Another usability comment was related to keeping the Oma Sense clean. One family said that it got some nasty stuff on it, and they were able to easily use some sensitive baby wipes to clean it off. But they also pointed out that it would be nice if it were waterproof so they could actually wash it, or even put it in their steam sterilizer. In the Oma Sense manual, they say not to use any cleaning agents other than baby wipes for "stubborn dirt" and say to make sure you dry off the device completely before turning it back on.
Comments about Comfort. This was an easy one - all of the parents gave the Oma Sense excellent ratings for comfort. No parents made any comments about the comfort of the system, even when the clip was placed against bare skin when attached to a diaper. We agree with this assessment: in our tests, we found it surprisingly lightweight and unobtrusive for baby, and the back of the clip was smooth and generally comfortable even when placed against our skin.
Other Comments. There were some additional comments worth mentioning. Two families pointed out that they were pleasantly surprised that it wasn't made in China, but rather in North America (Canada)! That made them feel better about not only the quality, but also that they were supporting the North American economy. Another parent commented that the packaging was surprisingly large and complicated for such a small and simple product - we agree! Finally, those that the Oma Sense comes with a little plastic carrying case, and one parent pointed out that this was nice to have when traveling - they could easily pop the Oma Sense into their diaper bag without worrying that a button would get pressed along the way.
Our Verdict about the Oma Sense
Our Overall Rating:
Overall, we give the Oma Sense a 4.5 out of 5, which considers the parent reviewers' ratings and our own experiences with the device.
For parents who are worried about sudden infant death syndrome (SIDS) or any other disorder that might limit movement and breathing, we suggest talking to your baby's pediatrician about which device would be ideal. If they suggest the Oma Sense, we strongly recommend it. We found it generally simpler, easier to use, and less prone to false alarms than the other baby breathing monitors we have tested, including the Owlet Smart Sock, the Snuza HERO, and the Babysense Clip. For price, it was about in the middle of these options, coming in at about $80.

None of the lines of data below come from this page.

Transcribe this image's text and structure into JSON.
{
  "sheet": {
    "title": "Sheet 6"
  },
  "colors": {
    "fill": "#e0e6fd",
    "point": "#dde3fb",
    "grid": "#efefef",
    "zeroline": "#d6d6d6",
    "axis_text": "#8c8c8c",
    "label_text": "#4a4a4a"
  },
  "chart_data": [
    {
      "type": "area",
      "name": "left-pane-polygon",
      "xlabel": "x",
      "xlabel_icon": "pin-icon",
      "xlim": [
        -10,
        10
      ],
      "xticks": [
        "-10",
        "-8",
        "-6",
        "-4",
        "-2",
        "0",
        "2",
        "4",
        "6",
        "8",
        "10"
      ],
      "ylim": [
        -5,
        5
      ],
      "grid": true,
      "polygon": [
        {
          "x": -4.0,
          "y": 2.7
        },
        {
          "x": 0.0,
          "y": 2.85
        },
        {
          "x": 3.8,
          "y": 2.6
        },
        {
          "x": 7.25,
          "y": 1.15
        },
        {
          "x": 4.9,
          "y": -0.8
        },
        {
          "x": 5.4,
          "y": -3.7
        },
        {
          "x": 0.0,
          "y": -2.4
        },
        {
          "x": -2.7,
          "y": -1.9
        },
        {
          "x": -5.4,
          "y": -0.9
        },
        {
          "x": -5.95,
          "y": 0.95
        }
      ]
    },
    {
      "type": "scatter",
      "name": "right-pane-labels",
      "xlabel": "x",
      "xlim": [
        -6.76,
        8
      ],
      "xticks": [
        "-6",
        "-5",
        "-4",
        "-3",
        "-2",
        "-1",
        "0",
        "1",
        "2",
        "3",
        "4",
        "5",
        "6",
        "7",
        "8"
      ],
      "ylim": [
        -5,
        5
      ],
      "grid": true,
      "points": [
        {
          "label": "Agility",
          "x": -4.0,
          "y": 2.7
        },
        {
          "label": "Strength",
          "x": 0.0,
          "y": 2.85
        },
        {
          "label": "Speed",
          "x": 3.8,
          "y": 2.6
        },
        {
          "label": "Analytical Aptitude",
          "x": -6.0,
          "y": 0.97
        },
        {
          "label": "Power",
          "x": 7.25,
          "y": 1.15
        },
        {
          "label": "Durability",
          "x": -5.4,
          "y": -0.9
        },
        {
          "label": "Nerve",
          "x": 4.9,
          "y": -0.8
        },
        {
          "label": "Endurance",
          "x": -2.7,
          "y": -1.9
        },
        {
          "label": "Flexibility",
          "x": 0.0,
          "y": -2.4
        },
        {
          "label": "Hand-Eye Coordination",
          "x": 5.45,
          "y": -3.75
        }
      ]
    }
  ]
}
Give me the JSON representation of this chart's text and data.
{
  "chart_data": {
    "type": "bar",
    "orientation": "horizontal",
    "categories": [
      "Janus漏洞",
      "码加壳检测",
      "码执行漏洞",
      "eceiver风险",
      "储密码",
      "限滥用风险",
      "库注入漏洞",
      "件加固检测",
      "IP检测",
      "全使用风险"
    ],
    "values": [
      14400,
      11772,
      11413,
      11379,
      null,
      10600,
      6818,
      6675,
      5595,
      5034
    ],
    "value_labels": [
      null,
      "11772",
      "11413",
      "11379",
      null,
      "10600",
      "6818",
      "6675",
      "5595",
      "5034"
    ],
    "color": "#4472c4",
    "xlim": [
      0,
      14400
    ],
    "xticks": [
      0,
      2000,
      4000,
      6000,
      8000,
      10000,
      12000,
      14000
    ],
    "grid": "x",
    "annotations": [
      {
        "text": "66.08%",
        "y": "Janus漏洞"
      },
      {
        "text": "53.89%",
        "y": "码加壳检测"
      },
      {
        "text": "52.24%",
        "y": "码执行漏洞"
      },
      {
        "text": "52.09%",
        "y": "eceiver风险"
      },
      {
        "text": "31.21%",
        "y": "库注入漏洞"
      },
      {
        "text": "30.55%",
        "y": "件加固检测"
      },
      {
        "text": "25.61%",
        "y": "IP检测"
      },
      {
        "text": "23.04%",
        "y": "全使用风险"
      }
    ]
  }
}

As with any device that we review, there were strengths and weaknesses. The weaknesses were strongly outnumbered by strengths, but they are worth considering. One was related to the difficulty attaching the device to clothing that doesn't have an opening over the belly to attach the clip to. One work-around here is to attach the device along the diaper waist line, and put the pajamas on over it. Of course, this muffles the sound of the alarm a bit, so make sure you test it out first. Another negative was related to how it might be nice to have alerts get sent to your smartphone so you don't need to be within ear-shot of the nursery at all times. Note, however, that this latter issue can be solved by having a good baby monitor with audio and/or sound alerts.